We have developed a trademark retrieval system as part of the EU FP6 project - PROFI.  The York work has focussed on analysing how humans break down figurative images and developing tools to mimic the human break down. One tool allows us to generate multiple representations of trademark images to allow the images to be processed at different perceptual levels.  A second tool comprises: edge detection followed by edge segmentation and then shape finding.  The shape finding uses the edge segments and a graph searching technique to construct the shapes.

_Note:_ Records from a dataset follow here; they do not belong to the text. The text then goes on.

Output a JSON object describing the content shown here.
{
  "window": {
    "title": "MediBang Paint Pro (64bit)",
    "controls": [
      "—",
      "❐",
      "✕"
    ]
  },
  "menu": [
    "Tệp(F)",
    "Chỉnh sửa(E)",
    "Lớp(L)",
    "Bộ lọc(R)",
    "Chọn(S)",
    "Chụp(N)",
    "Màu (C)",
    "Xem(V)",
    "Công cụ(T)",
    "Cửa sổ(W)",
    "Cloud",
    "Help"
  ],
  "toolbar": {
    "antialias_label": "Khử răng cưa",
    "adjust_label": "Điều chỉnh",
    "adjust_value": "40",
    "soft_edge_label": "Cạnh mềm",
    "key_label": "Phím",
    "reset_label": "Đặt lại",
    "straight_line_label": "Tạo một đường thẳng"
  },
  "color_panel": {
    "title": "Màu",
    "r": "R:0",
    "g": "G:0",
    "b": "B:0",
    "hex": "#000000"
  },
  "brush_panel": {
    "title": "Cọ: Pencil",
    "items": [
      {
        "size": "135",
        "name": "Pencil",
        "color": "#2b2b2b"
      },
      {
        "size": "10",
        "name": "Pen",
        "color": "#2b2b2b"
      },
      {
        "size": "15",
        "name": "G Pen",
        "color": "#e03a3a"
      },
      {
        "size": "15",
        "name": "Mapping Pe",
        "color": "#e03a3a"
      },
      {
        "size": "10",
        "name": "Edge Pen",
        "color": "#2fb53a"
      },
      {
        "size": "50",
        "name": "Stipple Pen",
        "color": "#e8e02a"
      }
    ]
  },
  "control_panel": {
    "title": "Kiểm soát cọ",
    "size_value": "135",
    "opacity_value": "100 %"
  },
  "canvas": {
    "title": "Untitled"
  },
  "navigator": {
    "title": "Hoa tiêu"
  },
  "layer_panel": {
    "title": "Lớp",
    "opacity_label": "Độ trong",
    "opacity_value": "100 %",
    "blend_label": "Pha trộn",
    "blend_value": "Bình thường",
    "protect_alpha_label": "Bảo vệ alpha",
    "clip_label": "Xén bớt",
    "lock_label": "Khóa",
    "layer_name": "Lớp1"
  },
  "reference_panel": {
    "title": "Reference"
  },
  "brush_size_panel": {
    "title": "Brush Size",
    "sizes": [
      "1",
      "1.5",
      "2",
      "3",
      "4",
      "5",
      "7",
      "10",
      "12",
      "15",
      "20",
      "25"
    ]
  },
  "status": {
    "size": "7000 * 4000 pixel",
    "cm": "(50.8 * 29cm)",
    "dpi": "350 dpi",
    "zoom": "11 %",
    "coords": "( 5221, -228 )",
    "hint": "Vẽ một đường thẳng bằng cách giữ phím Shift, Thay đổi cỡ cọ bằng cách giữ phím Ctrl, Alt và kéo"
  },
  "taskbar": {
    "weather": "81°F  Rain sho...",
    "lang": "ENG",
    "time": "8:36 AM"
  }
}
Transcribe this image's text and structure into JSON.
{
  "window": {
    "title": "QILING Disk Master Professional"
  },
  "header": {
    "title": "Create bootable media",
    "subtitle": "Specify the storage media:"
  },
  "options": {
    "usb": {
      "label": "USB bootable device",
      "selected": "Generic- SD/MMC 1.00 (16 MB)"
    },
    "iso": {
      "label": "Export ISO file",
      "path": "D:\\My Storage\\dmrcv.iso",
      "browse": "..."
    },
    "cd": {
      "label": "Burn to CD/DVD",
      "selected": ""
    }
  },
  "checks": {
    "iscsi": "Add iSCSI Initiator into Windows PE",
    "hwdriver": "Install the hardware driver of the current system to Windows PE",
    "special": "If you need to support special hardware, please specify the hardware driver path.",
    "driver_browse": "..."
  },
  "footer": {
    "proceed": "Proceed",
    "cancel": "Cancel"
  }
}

Finally, we aim to index and match trademark images using a fast graph matching framework which uses the edge segments and shapes to match the trademark images at different perceptual levels.

Problem

Figurative image databases such as trademark databases frequently contain millions of images.  The PROFI project aims to index such image databases by using the elements (shapes) identified within each image as the keys to the index.  The PROFI perceptual segmentation algorithm generates the shapes for indexing the images in the database. 
The perceptual segmentation of raw images is computationally intensive.  Each image may take 5 minutes or more to segment.  PROFI image segmentation thus requires a highly parallel machine to allow the entire image database to be processed in a timely manner. 

System

The system chosen for the image segmentation was the York node of the White Rose Grid which comprises a cluster of dual and quad processor machines with a total of 60 AMD Opteron 275 dual core processors (120 CPU cores total) and total memory across all nodes of 288GB. This is supported by a 6TB GPFS file system. This system was chosen as it provides a highly-parallel processing environment allowing many images to be processed in parallel.

Results

The WRG was able to process 11,500 raw images using perceptual segmentation in 1 day.  Using a single-processor desktop machine would take a minimum of 40 days (assuming no downtime) to process the same database of images.